Será que já haviam dado falta de mim em Red Rock? Onde eu estava? Estariam procurando por mim em algum lugar? Sentei-me no chão, tentando pensar em algo.

—Há quanto tempo estou aqui? –Perguntei para uma mulher que passava chorando ao meu lado, ela olhou para mim com o rosto vermelho e inchado, voltando a chorar. –Beleza.

—Essa aí não vai falar nada. –Um homem de bigode e costeletas escuras cuspiu no chão. –Sete horas. Pode me chamar de Bill Feio. –Ele também possuía uma verruga cabeluda na maçã do rosto, quando sorriu seus dentes amarelados e quebrados apareceram.

—Primrose. –Eu o cumprimentei com um aceno de cabeça discreto.

—Você é bonita, Prim. Sabe o que fazem com as bonitas aqui? –Ele procurou algo nos bolsos, sem sucesso. –Merda, me esqueci que o cigarro acabou. Eu gostei de você, parece experiente. Que tal uma aliança até que consigamos escapar?

—Parece bom. De onde veio?

—Nasci nessa secura. E você?

—Eu era uma fiend.

Ele sorriu, parecendo achar interessante minha resposta.

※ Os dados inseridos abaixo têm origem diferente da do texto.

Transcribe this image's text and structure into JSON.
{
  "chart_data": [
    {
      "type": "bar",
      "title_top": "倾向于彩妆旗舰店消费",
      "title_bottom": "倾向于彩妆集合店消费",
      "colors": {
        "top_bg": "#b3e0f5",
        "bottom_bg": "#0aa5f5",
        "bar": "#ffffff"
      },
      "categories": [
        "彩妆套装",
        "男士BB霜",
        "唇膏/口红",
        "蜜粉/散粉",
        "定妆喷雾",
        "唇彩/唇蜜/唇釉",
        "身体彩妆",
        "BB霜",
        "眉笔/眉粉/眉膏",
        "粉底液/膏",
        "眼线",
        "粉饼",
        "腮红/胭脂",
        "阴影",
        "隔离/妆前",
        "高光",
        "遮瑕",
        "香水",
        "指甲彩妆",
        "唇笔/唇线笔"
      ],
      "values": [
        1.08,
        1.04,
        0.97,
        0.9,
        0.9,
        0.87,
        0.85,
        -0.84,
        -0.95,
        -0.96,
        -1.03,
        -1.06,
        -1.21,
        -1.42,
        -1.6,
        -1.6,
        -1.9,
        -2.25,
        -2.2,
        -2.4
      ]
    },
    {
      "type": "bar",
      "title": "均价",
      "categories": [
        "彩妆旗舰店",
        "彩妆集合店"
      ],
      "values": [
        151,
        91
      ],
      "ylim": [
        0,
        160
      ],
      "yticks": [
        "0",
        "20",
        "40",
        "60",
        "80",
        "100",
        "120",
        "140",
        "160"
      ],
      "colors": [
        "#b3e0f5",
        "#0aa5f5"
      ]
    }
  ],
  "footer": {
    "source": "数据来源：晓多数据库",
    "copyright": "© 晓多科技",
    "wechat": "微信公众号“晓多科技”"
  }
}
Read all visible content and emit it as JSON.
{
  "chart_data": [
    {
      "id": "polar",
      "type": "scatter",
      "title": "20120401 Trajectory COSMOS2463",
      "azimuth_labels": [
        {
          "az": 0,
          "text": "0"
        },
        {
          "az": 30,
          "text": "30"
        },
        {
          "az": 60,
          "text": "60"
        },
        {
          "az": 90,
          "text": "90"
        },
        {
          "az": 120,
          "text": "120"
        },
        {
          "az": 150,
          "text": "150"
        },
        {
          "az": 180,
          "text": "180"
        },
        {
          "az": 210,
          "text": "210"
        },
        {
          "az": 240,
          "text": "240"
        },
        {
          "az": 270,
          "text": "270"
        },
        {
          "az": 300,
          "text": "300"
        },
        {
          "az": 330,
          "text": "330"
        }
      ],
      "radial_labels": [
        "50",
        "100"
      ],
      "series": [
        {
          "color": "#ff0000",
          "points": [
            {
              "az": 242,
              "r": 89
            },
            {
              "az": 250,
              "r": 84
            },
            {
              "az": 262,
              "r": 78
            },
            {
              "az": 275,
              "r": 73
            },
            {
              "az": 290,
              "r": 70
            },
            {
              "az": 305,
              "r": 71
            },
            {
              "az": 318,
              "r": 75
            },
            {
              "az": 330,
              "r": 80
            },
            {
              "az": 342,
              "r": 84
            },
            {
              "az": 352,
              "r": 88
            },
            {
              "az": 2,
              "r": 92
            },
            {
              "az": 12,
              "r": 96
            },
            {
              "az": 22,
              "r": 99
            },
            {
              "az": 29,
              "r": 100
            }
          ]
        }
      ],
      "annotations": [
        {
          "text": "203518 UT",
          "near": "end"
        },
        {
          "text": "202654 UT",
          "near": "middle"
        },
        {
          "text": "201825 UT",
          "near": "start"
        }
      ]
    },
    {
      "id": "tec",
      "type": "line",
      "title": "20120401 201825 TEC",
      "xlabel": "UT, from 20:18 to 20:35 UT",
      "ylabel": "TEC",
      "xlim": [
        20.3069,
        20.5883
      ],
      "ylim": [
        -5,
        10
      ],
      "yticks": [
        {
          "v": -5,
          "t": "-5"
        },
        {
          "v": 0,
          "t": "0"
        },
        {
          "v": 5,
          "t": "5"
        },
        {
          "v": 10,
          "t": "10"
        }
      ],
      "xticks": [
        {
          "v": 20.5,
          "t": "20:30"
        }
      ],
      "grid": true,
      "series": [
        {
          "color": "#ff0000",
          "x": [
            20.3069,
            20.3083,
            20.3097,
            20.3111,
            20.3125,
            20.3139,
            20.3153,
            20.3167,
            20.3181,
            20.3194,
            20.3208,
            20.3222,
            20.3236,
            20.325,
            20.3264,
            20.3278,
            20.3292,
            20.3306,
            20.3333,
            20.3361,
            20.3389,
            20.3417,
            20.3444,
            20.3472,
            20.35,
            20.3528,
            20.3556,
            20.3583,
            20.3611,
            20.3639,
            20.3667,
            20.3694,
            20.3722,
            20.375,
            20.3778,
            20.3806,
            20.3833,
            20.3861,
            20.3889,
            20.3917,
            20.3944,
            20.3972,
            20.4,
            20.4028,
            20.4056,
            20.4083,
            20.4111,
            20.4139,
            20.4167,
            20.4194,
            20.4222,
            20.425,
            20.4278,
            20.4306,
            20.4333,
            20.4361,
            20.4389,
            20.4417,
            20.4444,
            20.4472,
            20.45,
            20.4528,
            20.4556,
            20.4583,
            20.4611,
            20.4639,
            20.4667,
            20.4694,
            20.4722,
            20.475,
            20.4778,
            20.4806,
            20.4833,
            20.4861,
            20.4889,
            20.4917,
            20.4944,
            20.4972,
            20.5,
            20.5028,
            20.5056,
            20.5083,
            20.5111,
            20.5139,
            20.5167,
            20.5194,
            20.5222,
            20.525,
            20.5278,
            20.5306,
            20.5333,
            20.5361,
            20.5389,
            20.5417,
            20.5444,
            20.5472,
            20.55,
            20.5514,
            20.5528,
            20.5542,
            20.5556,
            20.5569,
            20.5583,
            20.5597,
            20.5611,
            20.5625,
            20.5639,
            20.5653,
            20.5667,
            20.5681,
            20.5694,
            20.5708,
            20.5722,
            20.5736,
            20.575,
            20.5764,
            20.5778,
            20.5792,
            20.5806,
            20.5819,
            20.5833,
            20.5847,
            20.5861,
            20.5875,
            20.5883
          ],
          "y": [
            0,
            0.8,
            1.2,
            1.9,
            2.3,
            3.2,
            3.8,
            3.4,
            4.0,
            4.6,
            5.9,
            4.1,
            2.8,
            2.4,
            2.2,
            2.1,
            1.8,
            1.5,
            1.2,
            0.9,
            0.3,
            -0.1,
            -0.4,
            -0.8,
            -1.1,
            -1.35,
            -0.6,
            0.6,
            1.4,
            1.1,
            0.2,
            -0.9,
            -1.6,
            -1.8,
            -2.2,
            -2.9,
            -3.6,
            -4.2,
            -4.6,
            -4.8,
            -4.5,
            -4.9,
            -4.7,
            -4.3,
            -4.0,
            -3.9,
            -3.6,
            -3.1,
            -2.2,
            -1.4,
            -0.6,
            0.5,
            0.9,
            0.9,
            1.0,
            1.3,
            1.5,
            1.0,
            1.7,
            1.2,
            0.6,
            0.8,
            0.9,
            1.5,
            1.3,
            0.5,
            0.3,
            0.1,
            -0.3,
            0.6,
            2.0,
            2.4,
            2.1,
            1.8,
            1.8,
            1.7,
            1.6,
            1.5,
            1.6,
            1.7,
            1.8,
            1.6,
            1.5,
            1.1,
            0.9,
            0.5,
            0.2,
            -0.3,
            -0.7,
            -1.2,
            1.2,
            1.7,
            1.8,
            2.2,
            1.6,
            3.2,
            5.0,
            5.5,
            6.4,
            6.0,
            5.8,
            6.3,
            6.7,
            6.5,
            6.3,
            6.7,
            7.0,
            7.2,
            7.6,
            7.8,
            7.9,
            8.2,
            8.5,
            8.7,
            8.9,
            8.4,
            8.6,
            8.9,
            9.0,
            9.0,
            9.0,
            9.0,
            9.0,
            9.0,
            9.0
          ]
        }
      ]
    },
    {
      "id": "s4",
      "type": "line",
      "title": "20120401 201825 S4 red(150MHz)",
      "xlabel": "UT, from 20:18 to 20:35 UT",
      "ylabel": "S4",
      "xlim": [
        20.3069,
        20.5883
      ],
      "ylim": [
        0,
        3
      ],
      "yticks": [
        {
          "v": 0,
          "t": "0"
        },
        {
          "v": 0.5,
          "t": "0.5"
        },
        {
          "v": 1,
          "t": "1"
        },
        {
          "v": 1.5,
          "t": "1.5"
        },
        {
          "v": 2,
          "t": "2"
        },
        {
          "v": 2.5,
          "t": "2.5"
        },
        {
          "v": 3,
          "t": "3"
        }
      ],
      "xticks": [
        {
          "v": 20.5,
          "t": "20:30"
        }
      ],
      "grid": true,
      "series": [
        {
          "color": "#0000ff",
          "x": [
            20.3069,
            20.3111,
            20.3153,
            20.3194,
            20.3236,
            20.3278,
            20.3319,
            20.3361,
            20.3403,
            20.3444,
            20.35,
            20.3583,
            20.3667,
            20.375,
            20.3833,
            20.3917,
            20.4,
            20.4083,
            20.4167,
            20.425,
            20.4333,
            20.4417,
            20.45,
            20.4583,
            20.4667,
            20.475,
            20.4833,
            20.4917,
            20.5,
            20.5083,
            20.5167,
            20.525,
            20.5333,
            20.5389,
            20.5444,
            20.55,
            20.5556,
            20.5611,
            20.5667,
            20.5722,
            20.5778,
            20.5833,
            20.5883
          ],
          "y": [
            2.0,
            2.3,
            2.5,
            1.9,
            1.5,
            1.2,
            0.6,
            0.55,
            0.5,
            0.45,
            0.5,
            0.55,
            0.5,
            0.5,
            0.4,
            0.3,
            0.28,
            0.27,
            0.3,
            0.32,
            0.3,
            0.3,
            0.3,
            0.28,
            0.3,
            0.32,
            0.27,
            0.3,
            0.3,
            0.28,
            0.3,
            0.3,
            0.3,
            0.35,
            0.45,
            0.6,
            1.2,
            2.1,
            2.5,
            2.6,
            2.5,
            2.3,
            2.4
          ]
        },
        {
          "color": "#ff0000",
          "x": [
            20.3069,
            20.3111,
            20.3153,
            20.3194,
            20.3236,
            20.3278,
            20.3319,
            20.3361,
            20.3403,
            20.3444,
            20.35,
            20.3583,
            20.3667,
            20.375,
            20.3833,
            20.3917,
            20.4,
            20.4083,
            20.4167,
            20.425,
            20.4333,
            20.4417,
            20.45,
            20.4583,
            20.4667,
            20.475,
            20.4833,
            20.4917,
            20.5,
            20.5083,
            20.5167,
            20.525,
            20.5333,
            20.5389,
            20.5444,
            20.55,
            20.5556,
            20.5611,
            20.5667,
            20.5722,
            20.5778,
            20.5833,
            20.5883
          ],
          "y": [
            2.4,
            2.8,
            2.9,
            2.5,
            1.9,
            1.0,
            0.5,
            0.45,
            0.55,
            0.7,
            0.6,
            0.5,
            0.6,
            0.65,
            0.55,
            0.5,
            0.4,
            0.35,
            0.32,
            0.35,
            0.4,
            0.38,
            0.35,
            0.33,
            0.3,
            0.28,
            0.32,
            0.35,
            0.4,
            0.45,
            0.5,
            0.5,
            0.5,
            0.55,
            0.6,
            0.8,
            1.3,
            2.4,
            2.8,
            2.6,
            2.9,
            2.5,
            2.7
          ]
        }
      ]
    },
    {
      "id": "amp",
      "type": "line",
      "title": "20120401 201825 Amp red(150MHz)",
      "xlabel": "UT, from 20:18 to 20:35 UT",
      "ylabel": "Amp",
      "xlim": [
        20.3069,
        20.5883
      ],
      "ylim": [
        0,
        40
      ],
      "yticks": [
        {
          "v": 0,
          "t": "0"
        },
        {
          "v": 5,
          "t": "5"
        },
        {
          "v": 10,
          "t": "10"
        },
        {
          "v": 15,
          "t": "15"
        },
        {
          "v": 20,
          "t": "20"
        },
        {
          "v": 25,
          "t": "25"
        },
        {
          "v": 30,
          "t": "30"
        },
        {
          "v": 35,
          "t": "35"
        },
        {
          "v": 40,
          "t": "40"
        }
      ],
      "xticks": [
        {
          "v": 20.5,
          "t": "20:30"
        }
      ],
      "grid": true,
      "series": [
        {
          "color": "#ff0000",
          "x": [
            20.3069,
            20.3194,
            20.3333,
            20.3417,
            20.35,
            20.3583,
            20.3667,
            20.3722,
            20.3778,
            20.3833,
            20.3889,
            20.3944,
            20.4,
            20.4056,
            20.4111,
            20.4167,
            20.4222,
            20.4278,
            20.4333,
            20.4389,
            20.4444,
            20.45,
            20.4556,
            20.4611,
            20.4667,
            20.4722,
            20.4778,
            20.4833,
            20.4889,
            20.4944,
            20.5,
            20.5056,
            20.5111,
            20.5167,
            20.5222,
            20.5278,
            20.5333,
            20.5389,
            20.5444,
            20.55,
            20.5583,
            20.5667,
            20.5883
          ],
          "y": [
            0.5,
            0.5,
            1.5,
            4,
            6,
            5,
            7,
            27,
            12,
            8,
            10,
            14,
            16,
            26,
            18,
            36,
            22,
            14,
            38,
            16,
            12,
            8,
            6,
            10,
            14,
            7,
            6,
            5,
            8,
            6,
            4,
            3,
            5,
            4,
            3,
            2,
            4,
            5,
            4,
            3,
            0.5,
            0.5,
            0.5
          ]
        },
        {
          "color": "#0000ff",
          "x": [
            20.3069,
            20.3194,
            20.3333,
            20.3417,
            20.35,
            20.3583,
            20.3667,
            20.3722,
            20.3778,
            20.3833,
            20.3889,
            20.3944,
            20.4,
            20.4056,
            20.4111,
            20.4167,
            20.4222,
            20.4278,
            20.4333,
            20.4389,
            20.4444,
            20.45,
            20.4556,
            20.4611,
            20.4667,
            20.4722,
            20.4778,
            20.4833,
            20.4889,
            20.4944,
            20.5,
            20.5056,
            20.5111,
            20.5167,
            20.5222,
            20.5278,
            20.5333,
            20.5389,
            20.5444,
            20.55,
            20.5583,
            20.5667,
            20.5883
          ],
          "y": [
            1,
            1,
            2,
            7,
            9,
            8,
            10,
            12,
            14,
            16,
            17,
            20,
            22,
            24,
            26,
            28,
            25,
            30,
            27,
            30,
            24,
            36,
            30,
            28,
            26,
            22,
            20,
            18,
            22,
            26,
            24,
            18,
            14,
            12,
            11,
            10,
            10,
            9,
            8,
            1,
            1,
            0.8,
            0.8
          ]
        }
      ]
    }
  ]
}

—Vamos evitar trocar muitas palavras, eles não podem perceber, senão nos trocarão de lugar, ou coisa pior. –Bill Feio disse, afastando-se.

Quando ele saiu de minha vista, pude focar em outras coisas, como procurar pelo maldito Karl. Após algum tempo observando o acampamento improvisado, consegui acha-lo no momento em que saia de uma das barracas, agachei para pegar uma pedra que estava perto de mim e arremessei em sua direção, não consegui o acertar, mas foi o suficiente para chamar sua atenção.

Ele veio andando até mim, sorrindo como se houvesse ganhado na loteria, havia alguma coisa estranha nele, no jeito que andava.

—Vejo que acordou.

—Por quê? –Eu franzi a testa.

—Desde que entrou pela porta daquele velho gordo eu soube que precisava ter você. Esperei ansioso pelo dia que abaixaria sua guarda. Pode ficar agradecida, você chamou a atenção de alguém muito importante. –Ele sorriu, mostrando seus dentes brancos e brilhantes.

—O que fez com Max?

—Seu night stalker? –Ele riu, mas notei que havia ficado meio desconfortável. –Temos um plano para ele também.

Cuspi em seu rosto. Minha saliva percorreu sua maçã do rosto, passando por cima de sua boca e queixo, por fim, pingou na gola de sua roupa romana idiota. Ele sorriu, tentando disfarçar seu nojo e raiva.

—Vai se arrepender de ter feito isso. –E saiu andando de volta para seu covil.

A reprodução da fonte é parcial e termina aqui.